Nobody who was in receipt of a rent supplement at the end of January is affected by the rule requiring that people have been renting for six months before they can qualify for rent supplement. The only people who no longer qualify for rent supplement because of the six month rule are new applicants who, in the opinion of the housing authority, do not have a housing need. While it is the responsibility of the housing authorities to assess a person's housing needs, none of the measures which I have introduced affects the discretion of a health board to make a payment in cases where a board considers that the circumstances of the case so warrant.

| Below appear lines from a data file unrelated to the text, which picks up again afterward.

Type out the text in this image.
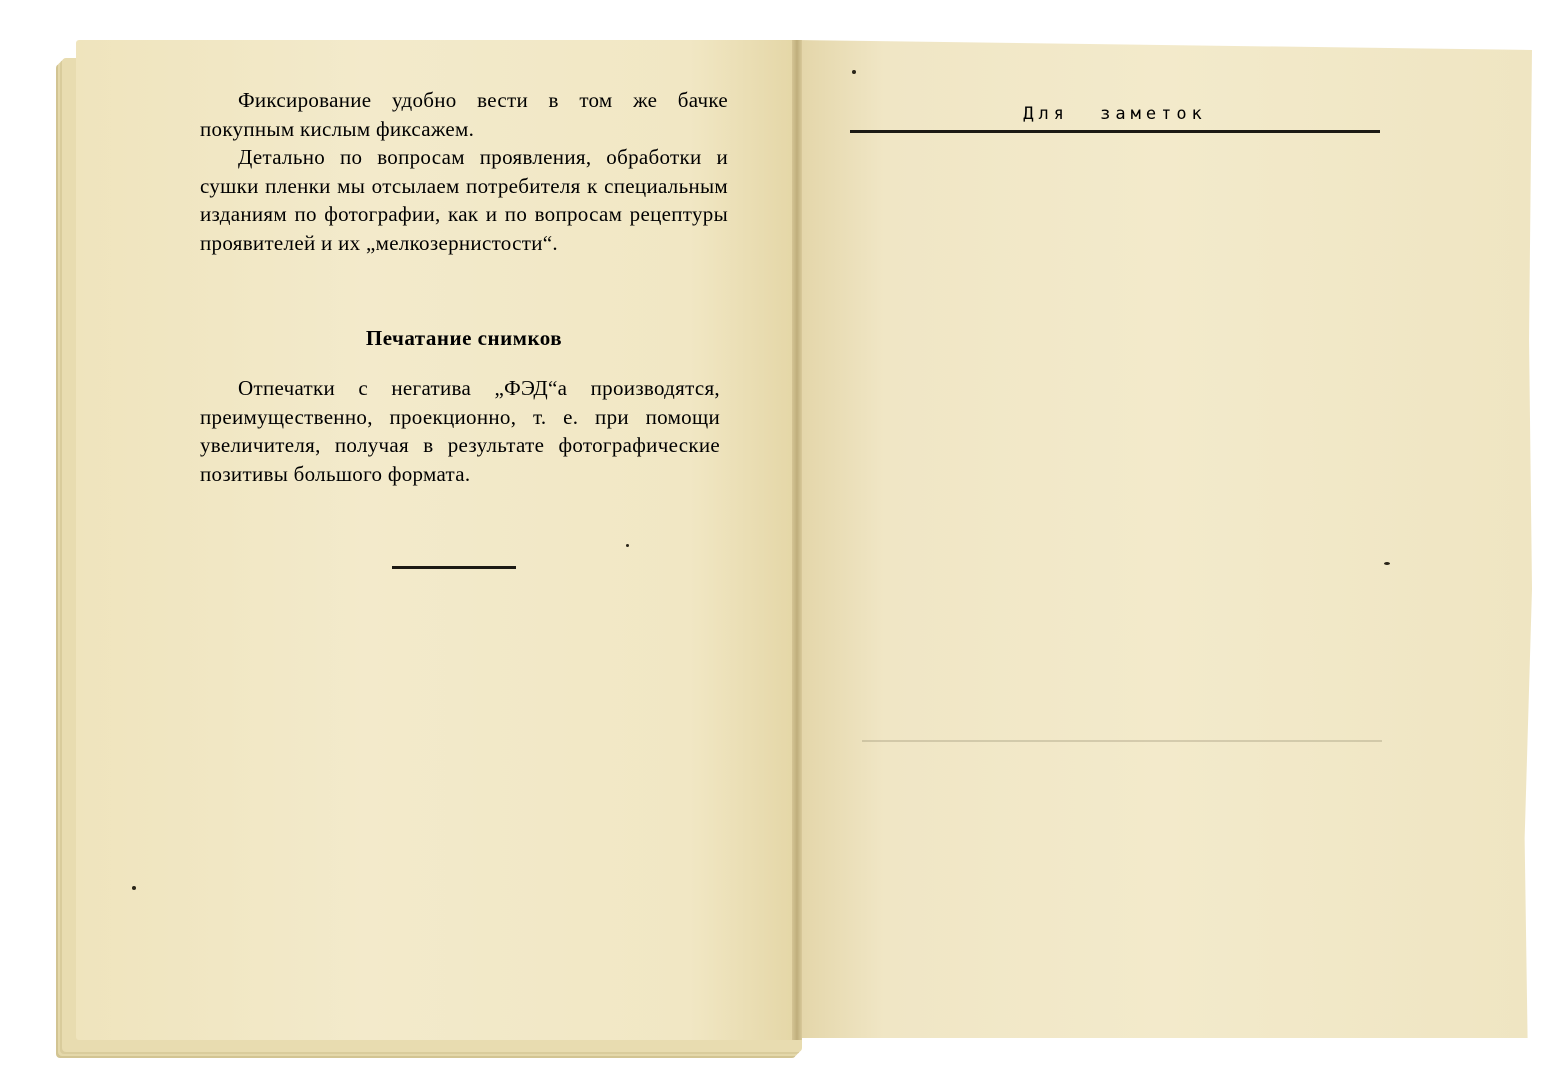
Фиксирование удобно вести в том же бачке покупным кислым фиксажем.

Детально по вопросам проявления, обработки и сушки пленки мы отсылаем потребителя к специальным изданиям по фотографии, как и по вопросам рецептуры проявителей и их „мелкозернистости“.

Печатание снимков

Отпечатки с негатива „ФЭД“а производятся, преимущественно, проекционно, т. е. при помощи увеличителя, получая в результате фотографические позитивы большого формата.

Для заметок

In addition to the ongoing contacts between my Department and the health boards, I am setting up a working group under the social partnership agreement, Sustaining Progress, to facilitate engagement with the social partners about monitoring the impact of the recent changes to the scheme. Arrangements for the setting up of this group are currently under way.

Brian O'Shea

Ceist:

114 Mr. O’Shea asked the Minister for Social and Family Affairs the number of cold alert cards distributed to the elderly or those on disability benefits in regard to her recent announcement; the current amount of the fuel allowance; when the allowance was last increased; if she has plans to extend the period during which the allowance is awarded, in view of the fact that low temperatures can be experienced outside of the October to March period; and if she will make a statement on the matter. [7818/04]

Amharc ar fhreagra

Paul McGrath

Ceist:

143 Mr. P. McGrath asked the Minister for Social and Family Affairs if she has plans to remove the means test for the national fuel scheme; and if she will make a statement on the matter. [7862/04]

Amharc ar fhreagra

Dan Neville

Ceist:

152 Mr. Neville asked the Minister for Social and Family Affairs if she will review the fuel allowance (details supplied); and if she will increase the duration of the fuel season. [7870/04]

Amharc ar fhreagra

I propose to take Questions Nos. 114, 143 and 152 together.

The temperature card initiative was undertaken by the Donegal Energy Action Team which is part of the community culture and enterprise division of Donegal County Council. I allocated funding of €10,000 towards the project. It is also being funded by Donegal County Council, €11,000, and the North Western Health Board, €1,500. The temperature cards were made available through a variety of outlets across the county. Donegal County Council does not have statistics regarding the number of temperature cards that have been obtained by people from these outlets.

The aim of the national fuel scheme is to assist householders who are in receipt of long-term social welfare or health board payments and who are unable to provide fully for their heating needs. The smokeless fuel allowance was introduced in October 1990 to assist people with the additional costs arising from the ban on the sale of bituminous coal in certain designated areas. At present, a fuel allowance payment of €9 per week is paid to eligible households while an additional €3.90 per week is paid in smokeless zones, bringing the total amount in those areas to €12.90 per week.

The fuel allowances represent a contribution towards a person's normal heating and lighting expenses. In addition, many households also qualify for electricity and gas allowances. There is also a facility available through the supplementary welfare allowance scheme to assist people in certain circumstances who have special heating needs. The fuel allowance scheme has been improved in recent years. The means test has been eased and the duration of payment was increased from 26 weeks to 29 weeks. The most recent increase in the rate of fuel allowance was in January 2002.

The question of further improvements in the fuel allowance schemes, including changes to the means test and an extension of the period of payment, would have to be considered in a budgetary context. The significant increases in recent budgets in primary social welfare payment rates, such as the old age pension, have also improved the income position for people dependent on the social welfare system. Primary payment rates are payable for the full 52 weeks of the year and increases in these rates benefit a wider range of recipients.